Now write a C++ procedure that has the signature:

number makeNumber(std::string value) { ... }

It works by assuming that the string value contains a bunch of decimal digits for a valid non-negative integer, like "12345" or "1213" or "10" or "9" or "0", or maybe even "76876876218700032230". It should examine the contents of that string, character by character, and place each digit, as an int, into the number’s digits.

To do this, you’ll need two operations on strings. The expression

value.length()

gives back the number of characters in that string’s sequence. And the expression

value[i]

will get the i-th character in the string. When you examine the string with value[i], C++ gives a value of type char. This type essentially is a one-byte integer type, and characters are coded as integers from 0 to 127. Each of these is the code for some character, called its “ASCII code” after an old standard. For example, upper case 'A' is character 65, lower case 'a' is 97, the space character ' ' is character 32, the “new line” character '\n' is 13.

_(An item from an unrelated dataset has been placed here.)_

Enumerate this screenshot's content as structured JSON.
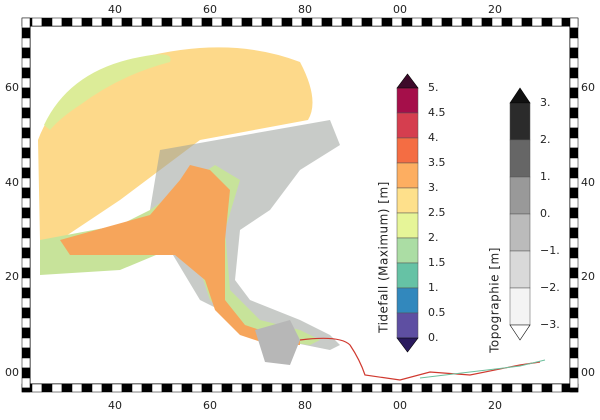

These codes are all listed here at http://www.asciitable.com/. There you will see that the digit characters ‘0’, ‘1’, ‘2’, up to ‘9’ happen to have the codes 48, 49, 50, up to 57. That means that you’ll want to do something like

int digit = value[i] - 48;

to “convert” each character in the std::string value parameter to an integer digit value

The makeNumber function should allocate heap space for those digits in a number struct’s digits array. When makeNumber returns, it should have placed the ones digit of the string in digits[0], the tens digit in digits[1], the hundreds digit in digits[2], and so forth. And then numDigits should have the length of that number’s decimal representation. It returns that struct with that numDigits and that pointer to digits.

Now write a C++ function that has the signature:

number addNumbers(number N1, number N2) { ... }

It should give back a number struct, one whose digits were also allocated on the heap. So you’d have, within this function’s code, lines like

number N;
N.numDigits = some appropriate size;
N.digits = new int[N.digits];

and then the last line should be

return N;

write its code so that it performs a proper place-wise “long addition” of the two numbers, digit by digit, with carrying, storing the resulting digits into struct N.

Note: It’s okay if you allocate a digits array to be larger than ultimately needed, just so numDigits is set to the appropriate number of digits, with no leading 0s.

Now devise a main that tests out these new functions. At a minimum, it should ask the user for two strings, build two number structs using makeNumber, and then build a third using addNumbers. Then report the result.

You’d should write and use a function

std::string toString(number N) { ... }

that allows you to output your results to cout.

Finally, before main ends, it should deallocate the digits of those three number structs.